Plasmodesmata (PD) are essential but poorly understood structures in plant cell walls that provide symplastic continuity and intercellular communication pathways between adjacent cells and thus play fundamental roles in development and pathogenesis. Viruses encode movement proteins (MPs) that modify these tightly regulated pores to facilitate their spread from cell to cell. The most striking of these modifications is observed for groups of viruses whose MPs form tubules that assemble in PDs and through which virions are transported to neighbouring cells. The nature of the molecular interactions between viral MPs and PD components and their role in viral movement has remained essentially unknown. Here, we show that the family of PD-located proteins (PDLPs) promotes the movement of viruses that use tubule-guided movement by interacting redundantly with tubule-forming MPs within PDs. Genetic disruption of this interaction leads to reduced tubule formation, delayed infection and attenuated symptoms. Our results implicate PDLPs as PD proteins with receptor-like properties involved the assembly of viral MPs into tubules to promote viral movement.
Author Summary
In plants, spreading virus infection occurs via small pores in the cell wall named plasmodesmata that connect adjacent cells. Two decades have passed since the first discovery of specific viral proteins (movement proteins; MP) that assist this process. However, the manner by which these proteins adapt plasmodesmata to allow the movement of relatively large viral structures remains largely unknown.
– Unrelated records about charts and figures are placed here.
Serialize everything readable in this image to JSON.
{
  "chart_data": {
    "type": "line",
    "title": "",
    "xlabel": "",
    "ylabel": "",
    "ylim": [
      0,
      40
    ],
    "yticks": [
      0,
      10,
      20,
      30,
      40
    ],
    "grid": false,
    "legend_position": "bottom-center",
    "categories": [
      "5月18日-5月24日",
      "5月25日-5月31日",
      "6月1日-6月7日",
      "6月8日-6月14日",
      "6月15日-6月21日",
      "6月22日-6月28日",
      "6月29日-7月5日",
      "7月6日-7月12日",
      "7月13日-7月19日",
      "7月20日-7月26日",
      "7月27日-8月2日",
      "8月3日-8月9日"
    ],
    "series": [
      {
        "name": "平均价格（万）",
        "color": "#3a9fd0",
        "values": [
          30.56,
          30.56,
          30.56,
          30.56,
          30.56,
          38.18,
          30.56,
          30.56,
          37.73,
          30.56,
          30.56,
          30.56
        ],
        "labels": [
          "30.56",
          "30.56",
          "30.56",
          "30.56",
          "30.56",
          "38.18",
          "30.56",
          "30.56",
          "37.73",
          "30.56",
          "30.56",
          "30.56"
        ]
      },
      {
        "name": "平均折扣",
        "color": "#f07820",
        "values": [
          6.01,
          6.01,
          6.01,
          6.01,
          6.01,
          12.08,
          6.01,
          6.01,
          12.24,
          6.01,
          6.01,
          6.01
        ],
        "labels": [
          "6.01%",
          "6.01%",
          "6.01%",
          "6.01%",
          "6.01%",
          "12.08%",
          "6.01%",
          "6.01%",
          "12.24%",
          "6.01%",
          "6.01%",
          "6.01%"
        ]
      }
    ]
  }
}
Here, we show that a family of plasmodesmata-located proteins, called PDLPs, which are conserved amongst higher plants, specifically mediate this process. PDLPs bind classes of MP that assemble into tubules within plasmodesmata to promote the movement of entire virions. This class of MP occurs for a diverse range of plant virus genera and we show that representatives of these viruses have MPs that bind PDLPs. The importance of PDLPs in this process was shown when reduction in accumulation led to reduced tubule formation, delayed infection and attenuated symptoms. Altogether, our study supports a scenario whereby the PDLPs work together to support virus infection of plants and as such provide important mechanistic insights into the movement mechanism of plant viruses within their hosts.